Most units that have the rule won't be a major target for the enemy in early turns- they are not either lethal enough or durable enough to warrant excess attention so they can usually last a few turns and tag multiple objectives. I use a squad of Intercessors in my SM list fairly regularly, and their sticky objective ability has been pretty clutch at times. Usually I have some sort of long-range unit holding my deployment objective- depending on the terrain that unit might not get a chance to shoot effectively and are just relegated to sitting around. So having intercessors able to start off on the rear objective and sticky it first turn means that the unit I would have originally stuck there can now be deployed in a more aggressive manner. 

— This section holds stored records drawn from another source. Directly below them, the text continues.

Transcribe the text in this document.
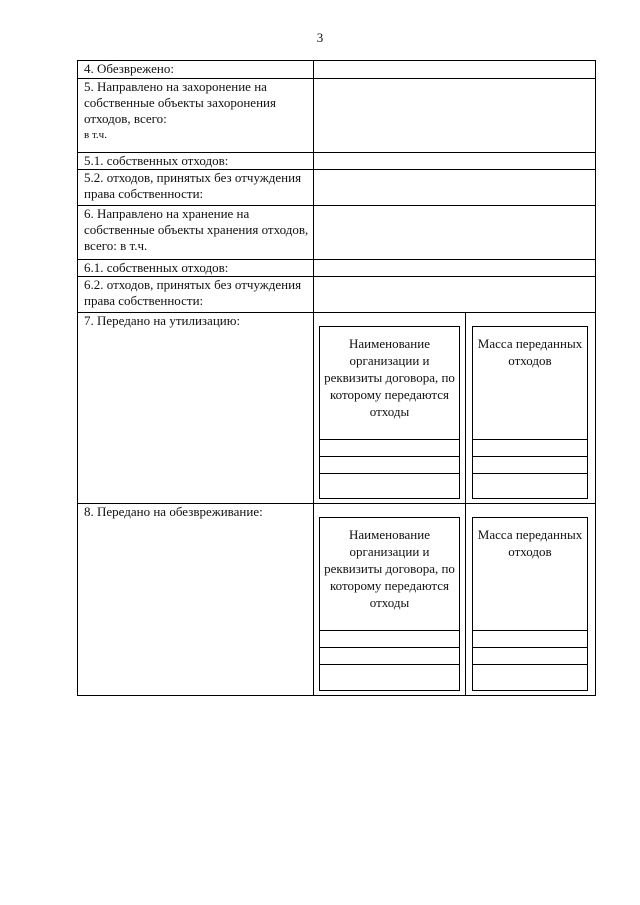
3
4. Обезврежено:	

5. Направлено на захоронение на собственные объекты захоронения отходов, всего:
в т.ч.	

5.1. собственных отходов:	
5.2. отходов, принятых без отчуждения права собственности:	
6. Направлено на хранение на собственные объекты хранения отходов, всего: в т.ч.	
6.1. собственных отходов:	
6.2. отходов, принятых без отчуждения права собственности:	
7. Передано на утилизацию:	Наименование организации и реквизиты договора, по которому передаются отходы
Масса переданных отходов

8. Передано на обезвреживание:	Наименование организации и реквизиты договора, по которому передаются отходы
Масса переданных отходов
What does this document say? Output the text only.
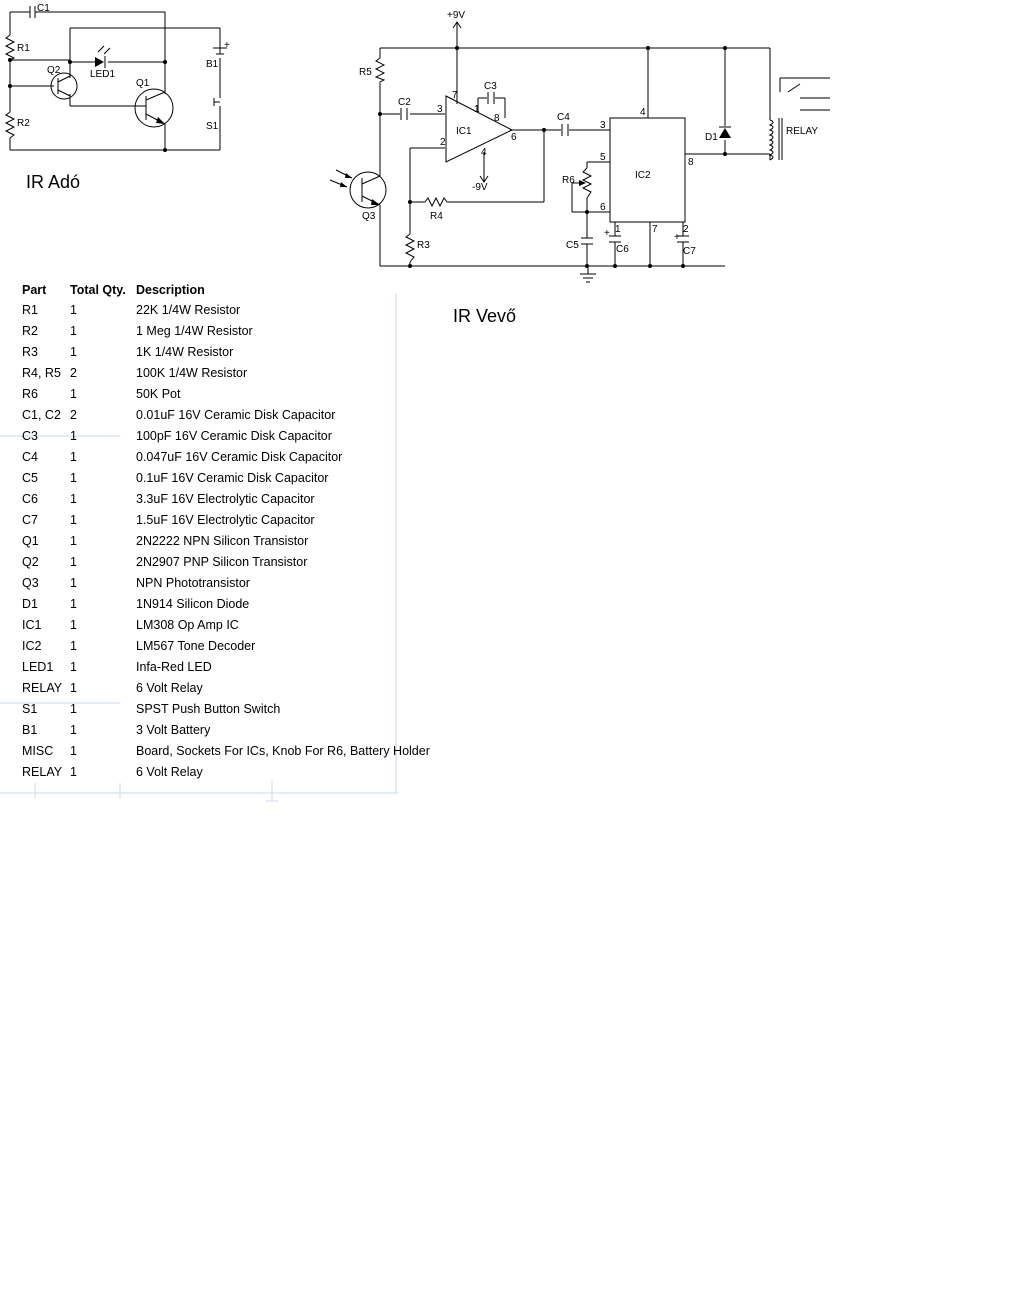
C1
R1
R2
Q2	LED1
Q1
+
B1
S1
IR Adó
+9V
R5
C2
C3
IC1
7
1
8
3
2	6
4
-9V
Q3	R4
R3
C4
IC2
4
3
5
6
8
1	7	2
R6
C5
+
C6
+
C7
D1
RELAY
IR Vevő
Part	Total Qty.	Description
R1	1	22K 1/4W Resistor
R2	1	1 Meg 1/4W Resistor
R3	1	1K 1/4W Resistor
R4, R5	2	100K 1/4W Resistor
R6	1	50K Pot
C1, C2	2	0.01uF 16V Ceramic Disk Capacitor
C3	1	100pF 16V Ceramic Disk Capacitor
C4	1	0.047uF 16V Ceramic Disk Capacitor
C5	1	0.1uF 16V Ceramic Disk Capacitor
C6	1	3.3uF 16V Electrolytic Capacitor
C7	1	1.5uF 16V Electrolytic Capacitor
Q1	1	2N2222 NPN Silicon Transistor
Q2	1	2N2907 PNP Silicon Transistor
Q3	1	NPN Phototransistor
D1	1	1N914 Silicon Diode
IC1	1	LM308 Op Amp IC
IC2	1	LM567 Tone Decoder
LED1	1	Infa-Red LED
RELAY	1	6 Volt Relay
S1	1	SPST Push Button Switch
B1	1	3 Volt Battery
MISC	1	Board, Sockets For ICs, Knob For R6, Battery Holder
RELAY	1	6 Volt Relay
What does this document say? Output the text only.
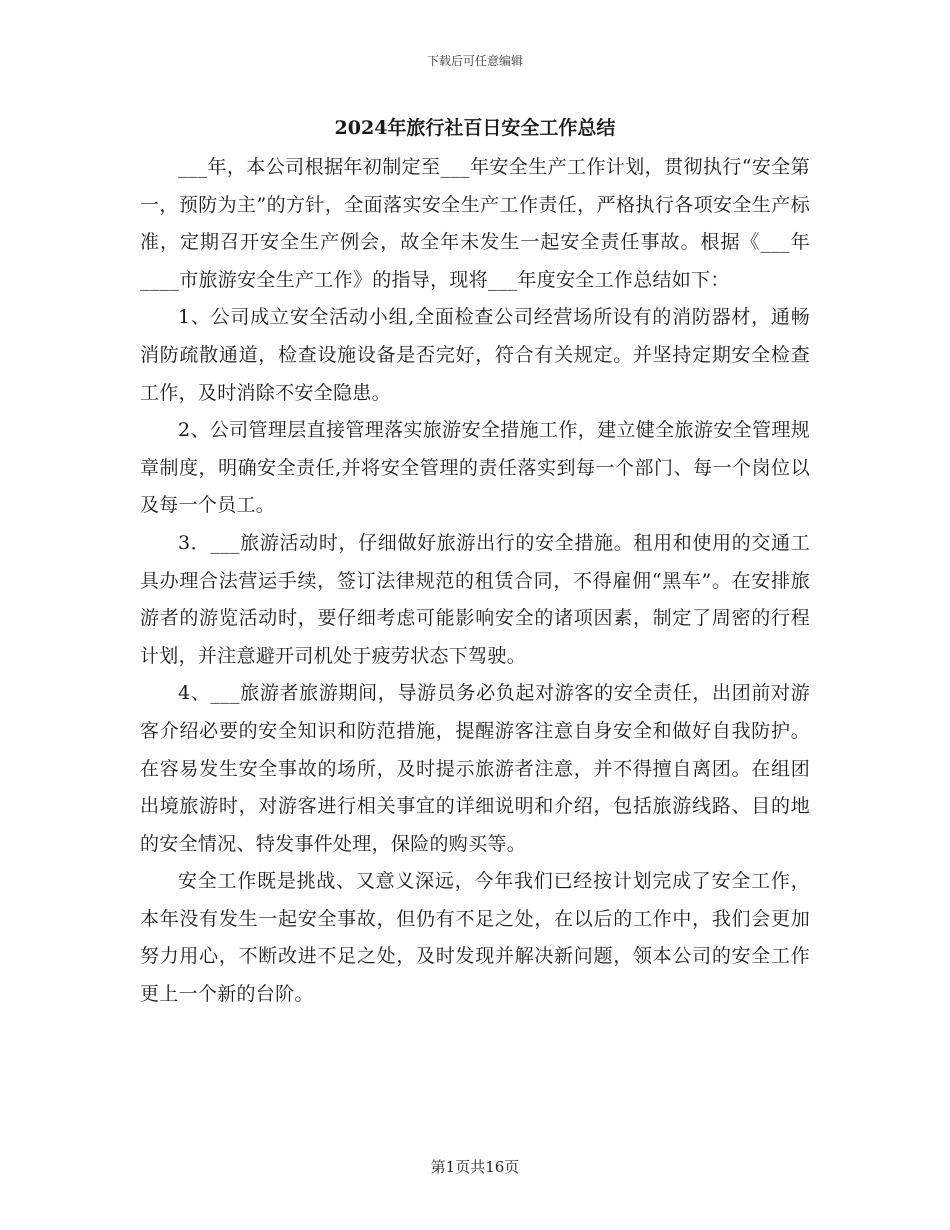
下载后可任意编辑
2024年旅行社百日安全工作总结

___年，本公司根据年初制定至___年安全生产工作计划，贯彻执行“安全第一，预防为主”的方针，全面落实安全生产工作责任，严格执行各项安全生产标准，定期召开安全生产例会，故全年未发生一起安全责任事故。根据《___年____市旅游安全生产工作》的指导，现将___年度安全工作总结如下：

1、公司成立安全活动小组,全面检查公司经营场所设有的消防器材，通畅消防疏散通道，检查设施设备是否完好，符合有关规定。并坚持定期安全检查工作，及时消除不安全隐患。

2、公司管理层直接管理落实旅游安全措施工作，建立健全旅游安全管理规章制度，明确安全责任,并将安全管理的责任落实到每一个部门、每一个岗位以及每一个员工。

3．___旅游活动时，仔细做好旅游出行的安全措施。租用和使用的交通工具办理合法营运手续，签订法律规范的租赁合同，不得雇佣“黑车”。在安排旅游者的游览活动时，要仔细考虑可能影响安全的诸项因素，制定了周密的行程计划，并注意避开司机处于疲劳状态下驾驶。

4、___旅游者旅游期间，导游员务必负起对游客的安全责任，出团前对游客介绍必要的安全知识和防范措施，提醒游客注意自身安全和做好自我防护。在容易发生安全事故的场所，及时提示旅游者注意，并不得擅自离团。在组团出境旅游时，对游客进行相关事宜的详细说明和介绍，包括旅游线路、目的地的安全情况、特发事件处理，保险的购买等。

安全工作既是挑战、又意义深远，今年我们已经按计划完成了安全工作，本年没有发生一起安全事故，但仍有不足之处，在以后的工作中，我们会更加努力用心，不断改进不足之处，及时发现并解决新问题，领本公司的安全工作更上一个新的台阶。

第1页共16页
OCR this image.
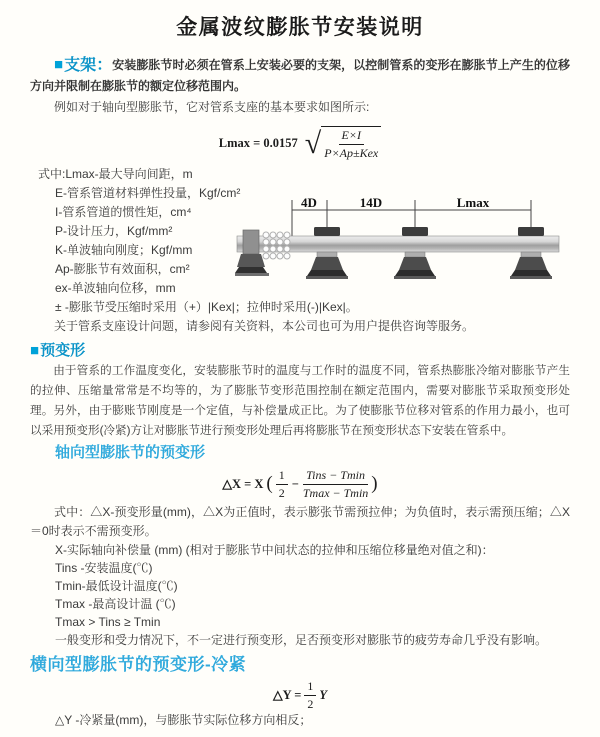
金属波纹膨胀节安装说明

■支架：安装膨胀节时必须在管系上安装必要的支架，以控制管系的变形在膨胀节上产生的位移方向并限制在膨胀节的额定位移范围内。

例如对于轴向型膨胀节，它对管系支座的基本要求如图所示:

Lmax = 0.0157 √ $\frac{E\times I}{\text{P×Ap±Kex}}$
式中:Lmax-最大导向间距，m
E-管系管道材料弹性投量，Kgf/cm²
I-管系管道的惯性矩，cm⁴
P-设计压力，Kgf/mm²
K-单波轴向刚度；Kgf/mm
Ap-膨胀节有效面积，cm²
ex-单波轴向位移，mm
± -膨胀节受压缩时采用（+）|Kex|；拉伸时采用(-)|Kex|。
4D	14D	Lmax

关于管系支座设计问题，请参阅有关资料，本公司也可为用户提供咨询等服务。

■预变形

由于管系的工作温度变化，安装膨胀节时的温度与工作时的温度不同，管系热膨胀冷缩对膨胀节产生的拉伸、压缩量常常是不均等的，为了膨胀节变形范围控制在额定范围内，需要对膨胀节采取预变形处理。另外，由于膨账节刚度是一个定值，与补偿量成正比。为了使膨胀节位移对管系的作用力最小，也可以采用预变形(冷紧)方让对膨胀节进行预变形处理后再将膨胀节在预变形状态下安装在管系中。

轴向型膨胀节的预变形
△X = X ( $\frac{1}{2} - \frac{\text{Tins − Tmin}}{Tmax - Tmin}$ )

式中：△X-预变形量(mm)，△X为正值时，表示膨张节需预拉伸；为负值时，表示需预压缩；△X＝0时表示不需预变形。

X-实际轴向补偿量 (mm) (相对于膨胀节中间状态的拉伸和压缩位移量绝对值之和)：
Tins -安装温度(℃)
Tmin-最低设计温度(℃)
Tmax -最高设计温 (℃)
Tmax > Tins ≥ Tmin
一般变形和受力情况下，不一定进行预变形，足否预变形对膨胀节的疲劳寿命几乎没有影响。
横向型膨胀节的预变形-冷紧
△Y = $\frac{1}{2}$ Y
△Y -冷紧量(mm)，与膨胀节实际位移方向相反；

only started trying it with chaos as iv no nids with it(does one exist?)

 

its so strange on cultists for a throw away unit. it gives a few benefits, one cultist on to sticky the objective then spread around yto prevent deepstriking too close/ even if they deepstrike and assault objective denying them getting onto the objective another turn... if i barrel a squad onto a forward objective they want to kill the squad before they sticky and likely waste  shots i dont want going onto other units.

 

for their points could i have spent the points on more effective denial... possibly... will i... nah. my meatsheild cultists are there to do what they can and if they fail... oh well. 

  • 1 month later...

I like sticky objectives on my Jakhals and cultists. If the opponent has no deep strikers, they start out on the home objective then get sent out to try and grab another. Better if the opponent has no deep strikes coming in.

One weirdness me and my friend noticed in a game a couple of weeks ago. Jakhals tagged my home objective and moved off. Later in the game, my opponent dropped a deep striking unit on the objective, then charged off to attack another unit.

Controlling objectives say that at the end of any phase or turn you check to see who controls it, but the rule for the Jakhals state that the objective is lost if an opponent controls it at the start or end of the turn.  So we basically had an objective that the Jakhals controlled, then the Orks deep strike a unit onto it, at the end of the phase it becomes theirs, they then move off the objective, then at the end of the turn, they don't control it as the Jakhal rule takes affect since there was no opposing units on the objective at either the start or the end of the turn.

We decided that the Jakhals would retain control, but is that the right decision?